Недобежкин, еще раз порывисто обняв друга, вырвался из толпы и быстро зашагал внутрь своего двора.

– Як обеду вернусь, Аркадий Михайлович! Пристрою лошадей в надежное место и вернусь. Обязательно вернусь! – крикнул Шелковников, вскакивая на козлы и щелкая вожжами. Карету он направил на Беговую, к московскому ипподрому.

Увы, к обеду Шелковников не вернулся, не вернулся к обеду и Недобежкин, которого арестовали в подъезде собственного дома, – правда, наручники, которые замкнули у него на запястье, оказались бракованными. Левый замок никак не закрывался на запястье. Пришлось взять следующую пару, но и она оказалась сломанной.

– Что за черт! В самом деле, ненадежная штука, наручники. Давай веревку! – приказал первый оперативник.

– Скажут, мы последователи Дюкова, и всю характеристику смажут.

– Ведите так! – приказал третий оперативник, прикрывавший выход из подъезда. Они повели Недобежкина к одной из черных «Волг», притаившихся за углом.

– Финита ля комедия! – подумал аспирант, зажатый между двумя крепкими молодцами. – Пропали сокровища! Пропала сумочка! Раз меня арестовали, значит, обыск на квартире уже сделали и все конфисковали. Боже, какой же я дурак! Только два дня понадобилось, чтобы лишить меня всего. И почему ни в школе, ни в институте совершенно не учат ничему путному. Даже как свалившуюся с неба жар-птицу удержать, и тому не учат.

– Кошелек! Где же мой кошелек?! – вдруг вспомнил Недобежкин, что оставил свой волшебный кошелек в старом адмиральском костюме, когда переодевался в свадебный камзол.

– Разве можно так терять голову! – упрекнул он себя. – И хорошо, что меня посадят в тюрьму. Очень хорошо. Так тебе и надо, дураку. Посидишь, войдешь в разум, очухаешься. Однако, если кнут начнут отнимать или кольцо, я не дамся. Лучше умереть, чем снова стать аспирантом. Очень это унизительное занятие – быть аспирантом. Нет уж, кто хотя бы день побыл богатым человеком да похлестал кнутом, тому снова стать аспирантом – нож острый. Прав Спиноза, что бедность – второе наказание после смерти. Главное – не быть бедным.

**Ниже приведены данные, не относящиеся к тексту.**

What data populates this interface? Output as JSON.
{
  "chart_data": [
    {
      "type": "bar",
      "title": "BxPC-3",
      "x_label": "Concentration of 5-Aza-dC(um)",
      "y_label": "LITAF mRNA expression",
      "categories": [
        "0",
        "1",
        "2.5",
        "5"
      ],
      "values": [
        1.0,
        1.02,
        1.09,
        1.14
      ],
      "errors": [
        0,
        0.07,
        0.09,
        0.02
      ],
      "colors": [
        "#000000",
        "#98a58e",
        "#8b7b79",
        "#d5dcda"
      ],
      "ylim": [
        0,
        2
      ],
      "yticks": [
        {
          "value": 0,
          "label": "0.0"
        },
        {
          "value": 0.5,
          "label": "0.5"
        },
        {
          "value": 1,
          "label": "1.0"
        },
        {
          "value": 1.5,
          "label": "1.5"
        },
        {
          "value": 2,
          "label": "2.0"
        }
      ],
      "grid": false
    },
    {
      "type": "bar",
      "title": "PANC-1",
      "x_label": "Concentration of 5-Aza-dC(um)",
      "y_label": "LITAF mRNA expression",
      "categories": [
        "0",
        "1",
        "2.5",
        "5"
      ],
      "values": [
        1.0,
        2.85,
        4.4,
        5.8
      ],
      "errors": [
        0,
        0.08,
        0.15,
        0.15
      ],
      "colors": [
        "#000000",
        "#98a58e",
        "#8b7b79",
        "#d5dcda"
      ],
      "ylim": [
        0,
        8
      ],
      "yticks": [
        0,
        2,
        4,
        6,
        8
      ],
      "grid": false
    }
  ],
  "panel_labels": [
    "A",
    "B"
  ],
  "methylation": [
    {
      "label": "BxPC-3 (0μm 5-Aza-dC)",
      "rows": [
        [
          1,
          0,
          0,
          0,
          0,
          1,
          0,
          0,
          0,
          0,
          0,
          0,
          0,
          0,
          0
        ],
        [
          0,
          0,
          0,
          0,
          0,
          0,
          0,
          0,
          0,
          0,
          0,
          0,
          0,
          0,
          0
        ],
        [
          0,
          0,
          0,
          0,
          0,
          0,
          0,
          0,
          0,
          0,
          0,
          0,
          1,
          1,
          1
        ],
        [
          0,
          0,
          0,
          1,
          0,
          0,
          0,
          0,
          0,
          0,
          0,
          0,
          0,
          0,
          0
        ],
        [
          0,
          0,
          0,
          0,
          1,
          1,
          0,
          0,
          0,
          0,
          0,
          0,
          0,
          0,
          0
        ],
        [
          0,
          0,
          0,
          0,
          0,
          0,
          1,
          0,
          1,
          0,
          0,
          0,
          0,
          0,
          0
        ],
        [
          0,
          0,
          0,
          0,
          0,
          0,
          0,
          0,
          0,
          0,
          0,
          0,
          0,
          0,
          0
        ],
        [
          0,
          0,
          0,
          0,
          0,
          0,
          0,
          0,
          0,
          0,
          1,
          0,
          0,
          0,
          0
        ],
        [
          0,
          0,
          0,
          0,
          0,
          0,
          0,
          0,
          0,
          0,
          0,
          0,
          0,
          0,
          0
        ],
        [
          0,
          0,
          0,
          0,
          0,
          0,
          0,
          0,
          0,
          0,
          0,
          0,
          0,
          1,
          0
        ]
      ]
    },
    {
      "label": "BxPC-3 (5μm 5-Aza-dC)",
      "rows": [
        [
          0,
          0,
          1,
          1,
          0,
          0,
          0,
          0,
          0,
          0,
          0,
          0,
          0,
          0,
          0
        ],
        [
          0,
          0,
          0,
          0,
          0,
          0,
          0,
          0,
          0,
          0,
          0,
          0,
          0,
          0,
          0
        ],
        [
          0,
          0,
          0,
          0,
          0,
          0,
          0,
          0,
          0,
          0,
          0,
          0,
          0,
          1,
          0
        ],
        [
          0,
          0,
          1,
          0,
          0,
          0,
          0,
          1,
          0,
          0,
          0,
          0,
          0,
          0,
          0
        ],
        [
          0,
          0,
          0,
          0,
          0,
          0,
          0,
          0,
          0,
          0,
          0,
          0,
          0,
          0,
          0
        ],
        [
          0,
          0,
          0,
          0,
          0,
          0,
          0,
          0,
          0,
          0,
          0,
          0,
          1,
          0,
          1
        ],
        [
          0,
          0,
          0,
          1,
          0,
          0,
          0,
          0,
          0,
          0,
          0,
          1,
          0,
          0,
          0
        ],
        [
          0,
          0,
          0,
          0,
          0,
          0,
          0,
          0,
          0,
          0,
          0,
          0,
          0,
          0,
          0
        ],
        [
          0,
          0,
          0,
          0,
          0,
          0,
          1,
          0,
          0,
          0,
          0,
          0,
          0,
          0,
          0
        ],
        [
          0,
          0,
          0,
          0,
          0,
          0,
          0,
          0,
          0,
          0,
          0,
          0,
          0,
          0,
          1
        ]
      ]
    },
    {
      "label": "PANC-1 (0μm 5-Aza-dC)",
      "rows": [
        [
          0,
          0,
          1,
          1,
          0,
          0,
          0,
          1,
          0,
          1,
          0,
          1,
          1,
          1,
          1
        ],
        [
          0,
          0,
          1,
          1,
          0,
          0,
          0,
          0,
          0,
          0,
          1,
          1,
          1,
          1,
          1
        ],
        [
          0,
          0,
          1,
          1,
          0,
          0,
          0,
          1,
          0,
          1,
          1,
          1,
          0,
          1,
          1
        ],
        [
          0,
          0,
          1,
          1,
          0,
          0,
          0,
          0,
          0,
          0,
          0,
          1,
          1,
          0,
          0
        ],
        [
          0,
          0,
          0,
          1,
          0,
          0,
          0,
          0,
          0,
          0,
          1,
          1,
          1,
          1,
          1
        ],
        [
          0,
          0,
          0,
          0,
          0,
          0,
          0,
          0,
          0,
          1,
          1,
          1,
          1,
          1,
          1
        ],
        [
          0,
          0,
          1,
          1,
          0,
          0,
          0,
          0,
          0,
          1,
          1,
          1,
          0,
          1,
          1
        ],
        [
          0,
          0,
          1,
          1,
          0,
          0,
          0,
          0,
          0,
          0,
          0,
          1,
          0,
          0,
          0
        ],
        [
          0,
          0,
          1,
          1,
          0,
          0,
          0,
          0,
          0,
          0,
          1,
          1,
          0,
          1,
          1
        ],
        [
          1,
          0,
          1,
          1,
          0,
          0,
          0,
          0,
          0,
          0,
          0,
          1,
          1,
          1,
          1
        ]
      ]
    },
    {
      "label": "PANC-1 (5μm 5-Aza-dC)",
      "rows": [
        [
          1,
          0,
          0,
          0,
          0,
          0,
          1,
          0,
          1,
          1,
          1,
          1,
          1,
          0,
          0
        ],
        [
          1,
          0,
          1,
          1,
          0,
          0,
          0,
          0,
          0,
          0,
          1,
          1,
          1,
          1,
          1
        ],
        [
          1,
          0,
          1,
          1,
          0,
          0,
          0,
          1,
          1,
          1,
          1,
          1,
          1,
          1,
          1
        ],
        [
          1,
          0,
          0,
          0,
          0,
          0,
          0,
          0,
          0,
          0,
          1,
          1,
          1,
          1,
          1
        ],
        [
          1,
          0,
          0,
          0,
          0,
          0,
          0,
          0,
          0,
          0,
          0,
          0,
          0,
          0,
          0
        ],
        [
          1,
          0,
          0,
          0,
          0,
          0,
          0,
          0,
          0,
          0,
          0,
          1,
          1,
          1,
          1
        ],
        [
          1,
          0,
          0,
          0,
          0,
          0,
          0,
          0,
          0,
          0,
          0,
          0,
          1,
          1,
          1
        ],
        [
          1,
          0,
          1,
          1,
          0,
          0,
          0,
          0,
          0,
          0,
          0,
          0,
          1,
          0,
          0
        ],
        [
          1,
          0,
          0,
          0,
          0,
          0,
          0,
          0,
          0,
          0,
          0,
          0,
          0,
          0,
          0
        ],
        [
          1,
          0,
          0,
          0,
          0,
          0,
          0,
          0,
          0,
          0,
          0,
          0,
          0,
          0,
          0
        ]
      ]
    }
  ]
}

– Да, главней не быть бедным. Для достижения цели все средства хороши. Пусть погибнет мир, но восторжествует правосудие. После нас хоть потоп, но прежде я стану богатым. Умри ты сегодня, а я завтра. Кто не успел, тот опоздал! – быстро затараторил в мозгу Недобежкина Битый, подсказывая ему тысячи афоризмов, которые придумали богатые, чтобы утешать свою совесть и оправдывать грабеж бедных.

– Это опять ты?! – воскликнул про себя Недобежкин. – Где ты был? Видишь, меня арестовали.

– Это пустяки! Тюрьма да сума грозят всему человечеству. Тюрьма – это университет и шлифовальный станок личности. Почитай, все светочи человечества прошли через тюрьму-с, так что для вас это большая честь, признание вашего ума и заслуг. А где я был? Ходил по вашим делам, уважаемый Аркадий Михайлович, я же ваш раб, у кого кнут – тот и хозяин мне. Вы только кликнете: «Битый, ко мнет!», – и я тут как тут.

– Уж больно у тебя тон лакейский! – воскликнул про себя Недобежкин. – Нет, братец, не по душе мне твоя заносчивость. Вроде бы ты и слуга, и раб, а в то же время получается, что умнее тебя никого на свете нет, даже и совета у такого просить не хочется. Тебя послушать, так выходит, все по твоей подсказке делать надо, вот ты к чему подводишь. Так?

– Так, так, дорогой Аркадий Михайлович. Я вам лгать не имею права.

– А раз так, значит, хочешь, чтобы я стал твоим рабом. Это, братец, маленькое удовольствие быть рабом своего раба. Пошел прочь, я своим умом жить хочу.

– Слушаюсь! – выпрыгнул в неизвестность Битый из головы Недобежкина. Машина остановилась у входа на Петровку, 38, где в кабинете Иващенко состоялся первый допрос.